А тут еще и гвардейцы, прознав про женский штат переводчиков при штабе, одолели со своими амурными похождениями. Мало того что барышень от работы отвлекали, так еще и чуть не до дуэлей дошло. После нескольких склок в жилых палубах и на берегу доступ на борт «Урала» и госпитальной «Костромы» резко ограничили. На штабной аэростатоносец – только по вызову, с предъявлением соответствующих документов, а к медикам – по болезни или увечью.
К штабу, под грозные взоры высокого начальства, лезть перестали сразу, но с сестрами милосердия возникли затруднения. Пришлось госпитализировать нескольких самых рьяных симулянтов и прописать курс лечения клизмами. Мгновенно «исцелившиеся» господа офицеры в бешенстве обещали пристрелить гнусных «клистирных трубок», однако после личной беседы с Михаилом Александровичем угомонились. Прочие же, видя полный афронт товарищей, предпочитали искать развлечения на берегу. Благо их там хватало.
Но случались и встречи, достойные романов.
* * *
Софья Ветлицкая родилась в семье донских казаков Орловых. Родного отца почти не помнила. Он застудился в степи, спасая станичный табун, и умер, когда ей еще и трех лет не было. Воспитывал ее дед со стороны матери, еще крепкий старик, несмотря на оставленную на Турецкой войне ногу, довольно ловко управлявшийся с хозяйством. Однако заработка он не имел, по этой причине первое время жили они небогато.

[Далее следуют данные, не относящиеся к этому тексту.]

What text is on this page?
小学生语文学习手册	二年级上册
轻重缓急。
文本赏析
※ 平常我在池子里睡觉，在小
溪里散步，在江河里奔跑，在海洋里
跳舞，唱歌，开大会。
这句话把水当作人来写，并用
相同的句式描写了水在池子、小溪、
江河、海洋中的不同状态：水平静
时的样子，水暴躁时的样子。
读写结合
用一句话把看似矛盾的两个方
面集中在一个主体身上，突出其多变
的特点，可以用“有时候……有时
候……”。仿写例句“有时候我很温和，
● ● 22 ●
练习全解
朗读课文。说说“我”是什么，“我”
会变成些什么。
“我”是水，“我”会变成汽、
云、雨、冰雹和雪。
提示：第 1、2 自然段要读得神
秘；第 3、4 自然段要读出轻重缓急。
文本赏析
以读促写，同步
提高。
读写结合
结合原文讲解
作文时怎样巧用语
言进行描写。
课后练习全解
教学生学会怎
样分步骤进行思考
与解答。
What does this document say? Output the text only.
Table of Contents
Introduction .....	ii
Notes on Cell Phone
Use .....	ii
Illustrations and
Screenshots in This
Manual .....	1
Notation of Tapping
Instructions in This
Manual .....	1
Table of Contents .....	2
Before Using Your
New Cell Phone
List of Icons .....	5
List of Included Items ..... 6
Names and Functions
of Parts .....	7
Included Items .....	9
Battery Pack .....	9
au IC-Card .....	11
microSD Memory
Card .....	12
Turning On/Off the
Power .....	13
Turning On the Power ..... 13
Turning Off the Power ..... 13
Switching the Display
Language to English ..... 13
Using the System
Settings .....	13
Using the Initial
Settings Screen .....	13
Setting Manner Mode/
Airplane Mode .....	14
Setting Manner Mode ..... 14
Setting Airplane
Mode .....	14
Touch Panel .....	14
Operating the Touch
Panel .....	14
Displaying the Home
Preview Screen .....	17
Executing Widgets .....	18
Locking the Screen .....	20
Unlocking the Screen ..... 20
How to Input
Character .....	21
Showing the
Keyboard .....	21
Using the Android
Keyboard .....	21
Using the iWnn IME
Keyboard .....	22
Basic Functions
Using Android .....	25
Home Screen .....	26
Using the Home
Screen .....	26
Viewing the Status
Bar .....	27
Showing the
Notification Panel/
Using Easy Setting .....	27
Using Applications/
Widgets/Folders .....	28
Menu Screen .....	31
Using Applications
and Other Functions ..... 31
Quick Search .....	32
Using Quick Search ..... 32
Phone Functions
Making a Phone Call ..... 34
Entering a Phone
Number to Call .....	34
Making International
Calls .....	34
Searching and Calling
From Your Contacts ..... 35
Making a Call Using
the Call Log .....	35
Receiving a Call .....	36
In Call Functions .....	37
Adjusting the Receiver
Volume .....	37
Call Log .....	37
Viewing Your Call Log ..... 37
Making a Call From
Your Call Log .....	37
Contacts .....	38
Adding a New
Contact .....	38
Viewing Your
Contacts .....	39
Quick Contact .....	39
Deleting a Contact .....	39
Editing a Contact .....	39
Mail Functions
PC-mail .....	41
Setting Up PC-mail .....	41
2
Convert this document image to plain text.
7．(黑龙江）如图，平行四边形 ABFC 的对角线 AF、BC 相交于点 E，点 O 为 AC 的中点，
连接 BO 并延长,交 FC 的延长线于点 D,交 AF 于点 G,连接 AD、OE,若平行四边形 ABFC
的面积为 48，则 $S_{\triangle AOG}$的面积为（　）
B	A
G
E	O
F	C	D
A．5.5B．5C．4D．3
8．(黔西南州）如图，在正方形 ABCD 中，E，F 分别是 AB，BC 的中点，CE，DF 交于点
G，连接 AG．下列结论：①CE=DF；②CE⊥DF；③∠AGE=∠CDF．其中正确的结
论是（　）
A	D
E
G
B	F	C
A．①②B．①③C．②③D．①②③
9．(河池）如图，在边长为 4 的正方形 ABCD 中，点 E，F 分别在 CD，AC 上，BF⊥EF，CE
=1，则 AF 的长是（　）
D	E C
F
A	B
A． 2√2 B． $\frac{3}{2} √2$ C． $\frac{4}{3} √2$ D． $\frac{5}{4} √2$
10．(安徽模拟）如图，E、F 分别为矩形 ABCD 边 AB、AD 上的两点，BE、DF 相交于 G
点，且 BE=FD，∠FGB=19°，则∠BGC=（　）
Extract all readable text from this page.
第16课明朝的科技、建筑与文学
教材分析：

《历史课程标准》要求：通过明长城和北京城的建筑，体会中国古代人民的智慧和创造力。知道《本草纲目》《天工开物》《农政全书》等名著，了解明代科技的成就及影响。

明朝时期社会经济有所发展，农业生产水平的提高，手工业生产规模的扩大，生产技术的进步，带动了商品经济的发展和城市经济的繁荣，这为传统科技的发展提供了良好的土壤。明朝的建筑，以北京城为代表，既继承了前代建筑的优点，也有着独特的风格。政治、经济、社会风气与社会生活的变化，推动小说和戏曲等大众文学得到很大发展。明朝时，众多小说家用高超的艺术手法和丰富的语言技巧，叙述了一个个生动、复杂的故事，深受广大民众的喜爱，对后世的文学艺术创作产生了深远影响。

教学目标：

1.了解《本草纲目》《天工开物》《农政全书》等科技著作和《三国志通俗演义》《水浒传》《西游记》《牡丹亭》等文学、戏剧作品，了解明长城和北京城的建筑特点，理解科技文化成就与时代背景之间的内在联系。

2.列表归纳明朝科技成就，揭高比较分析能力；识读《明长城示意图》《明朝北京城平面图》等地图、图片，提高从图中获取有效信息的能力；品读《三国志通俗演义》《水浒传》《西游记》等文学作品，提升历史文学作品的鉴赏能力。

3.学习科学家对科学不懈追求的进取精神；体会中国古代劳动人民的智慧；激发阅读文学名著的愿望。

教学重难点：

Но потом молодую вдову с «придатком» сосватал знатный казак Степан Ветлицкий, имевший свой постоялый двор и еще кое-какие коммерческие дела. Он сам овдовел, оставшись с малым сыном на руках, так что ловкая и справная Маруся пришлась ему по душе, несмотря на ребенка. Обещал любить приемную дочь как свою, ежели и она его сына примет. На том и порешили.
Сначала все так и было. Дети росли. Расширялась и коммерция Степана, отнимая все больше времени. Он подолгу не бывал дома, налаживая торговлю, в чем преуспел. Стал купцом второй гильдии, заметно погрузнев телом и загрубев душой. Возвращаясь из поездок, каждый раз привозил дорогие подарки сыну, обделяя этим жену и падчерицу. И вообще часто обижал их без повода, всячески балуя своего Григория.